Cette mesure s'inscrit dans une logique de réorganisation des soins primaires et de décloisonnement des pratiques, particulièrement pertinente dans le contexte actuel de pénurie médicale.
Mise en application et impact de la loi infirmier
Décrets d'application attendus par l'Ordre des infirmiers
Le Conseil national de l'Ordre des infirmiers, tout en saluant cette avancée historique, reste vigilant quant à la publication des décrets et arrêtés d'application. Sans ces textes réglementaires, les innovations prévues par la loi resteraient inopérantes.
Les textes d'application attendus incluent notamment :
- la définition des domaines d'activité et compétences infirmiers ;
- le cadre d'exercice de la consultation infirmière ;
- la liste des produits de santé et examens complémentaires prescrits par les infirmiers ;
- les modalités d'organisation de l'expérimentation d'accès direct ;
- la reconnaissance du statut d'infirmier coordonnateur en EHPAD.
La rédaction de ces textes sera déterminante pour préciser le périmètre exact des nouvelles compétences et éviter les conflits de compétence dans le parcours de soins.
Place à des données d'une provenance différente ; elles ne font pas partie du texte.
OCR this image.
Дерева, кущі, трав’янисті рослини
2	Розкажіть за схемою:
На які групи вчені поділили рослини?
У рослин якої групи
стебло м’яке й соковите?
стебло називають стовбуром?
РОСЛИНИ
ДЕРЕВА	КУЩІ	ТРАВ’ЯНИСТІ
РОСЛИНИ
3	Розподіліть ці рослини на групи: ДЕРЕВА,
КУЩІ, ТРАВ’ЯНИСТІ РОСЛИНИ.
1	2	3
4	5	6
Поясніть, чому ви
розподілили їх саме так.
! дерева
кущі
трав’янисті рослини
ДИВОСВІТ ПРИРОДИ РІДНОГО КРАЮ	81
Négociations sur les rémunérations et formation adaptée
La loi prévoit explicitement l'ouverture de négociations conventionnelles pour adapter la rémunération aux nouvelles compétences, à la pénibilité du métier et à la diversité des lieux d'exercice. Cette disposition constitue une base solide pour les discussions à venir avec l'Assurance maladie, même si elle ne crée pas de droit individuel à revalorisation.
Par ailleurs, cette réforme impacte directement la formation infirmière. Les formations initiales et continues devront s'adapter pour intégrer les nouvelles compétences légales, notamment en matière de consultation, de diagnostic et de prescription autonome.